I called Paul over from the reclining sofas, where he and the three kids were settling in for the night. I told him how much we’d paid for the chairs. As he mentally tallied how many bottles of Pepperjack shiraz we could buy with the proceeds of the six chairs, he stated the obvious: “The children took our money.”
Yes.
Absolutely.
THE CHILDREN TOOK OUR MONEY.
We have the same jobs as we did in 2011. The same income. The same mortgage. Even the same CAR. But we have significantly less money. We have no money. BECAUSE THE CHILDREN TOOK OUR MONEY.
Which brings me to my next point: a guy at Paul’s work bought himself a life-sized mannequin this week. Paul showed me a photo of it, and asked what I thought his colleague had bought a life-sized mannequin for.
“To be his girlfriend?”
“He has a wife.”
“To be his mistress?”
“Nope.”
“To stand at his window when he’s out at work?”
“Like Home Alone?”
“Exactly like Home Alone.
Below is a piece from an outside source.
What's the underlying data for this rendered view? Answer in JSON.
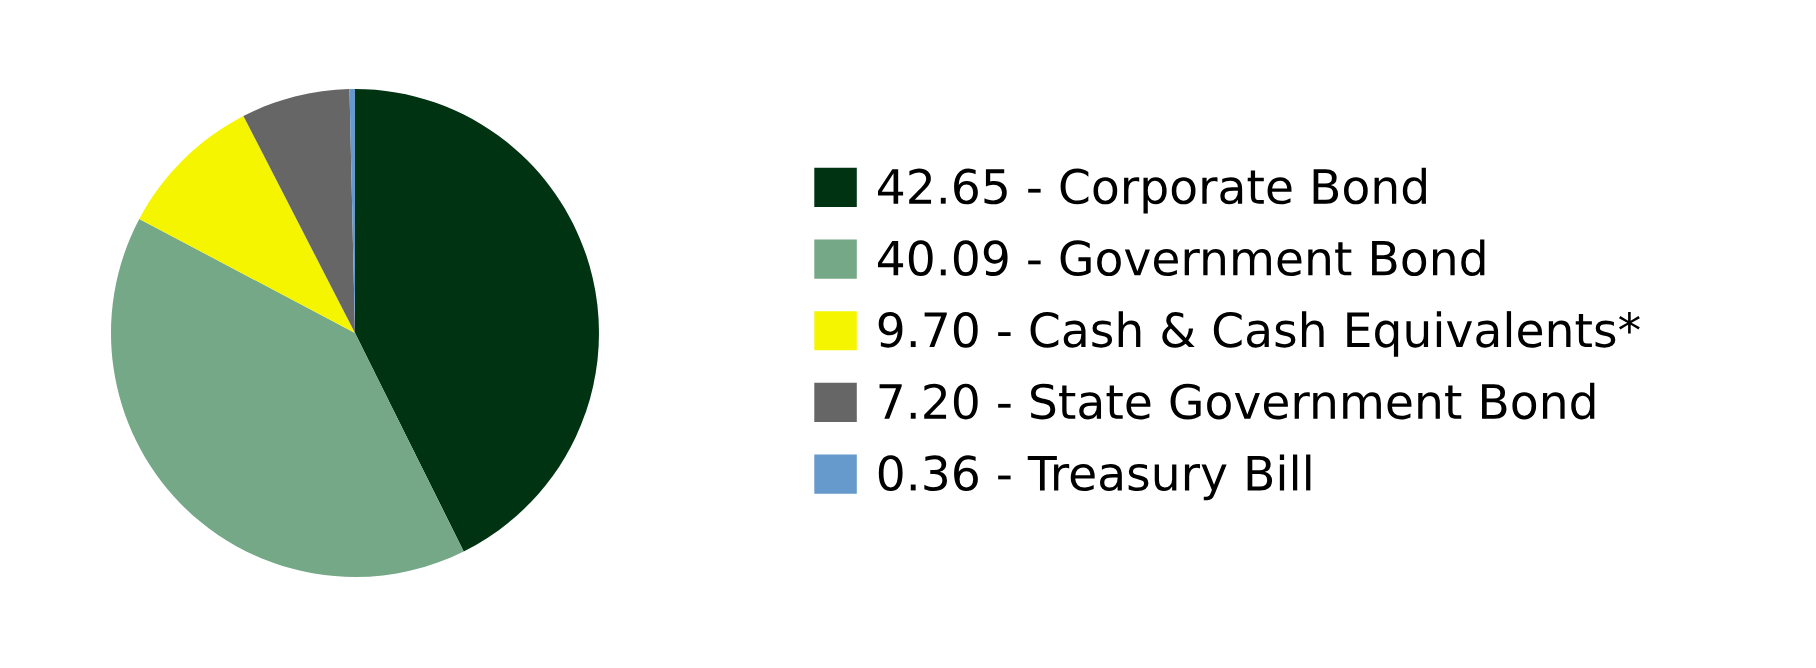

He could make it wave.”
“No.”
“I give up.”
“To wear his STORM TROOPER outfit.”
“Fuck. Fuck and fuck. He must be RICH. Neither mannequins nor Storm Trooper outfits come cheap.”
“He’s not rich. He works at my work.”
“He doesn’t have kids, does he?”
“He does not have kids.”
“He has money to spend on mannequins and Storm Trooper outfits because he does not have to spend his money on school excursions and Trombone insurance.”
“This is true.”
This led to a conversation on what we’d spend our pennies on if we didn’t have to spend our pennies on our penny-sucking children. Paul, without hesitation, said that he’d buy a gold statue of Biggie Smalls. Obviously.
I would buy a vintage Olivetti typewriter. Obviously.
We’d both quite like this Bush Heritage digi-wifi radio. Obviously.
And then – fuck me – how could we not spend our obligation-free pennies on this vintage VW camper van, and maybe a holiday?
We can dream, can’t we? As I make another direct debit to the primary school for PROFESSOR MATHS AND HIS BULLSHIT MATHS SHOW, and a second direct debit to the school photographer for RIDICULOUS AWKWARD PHOTOS OF MY RIDICULOUS AWKWARD CHILDREN, and a third credit card payment to Coles for a home delivery of CRUNCHY NUT CORNFLAKES and a COW'S WORTH OF MILK, I can dream, can’t I?
As an aside, do you think there’s a chance our children might be recalled at some point, too?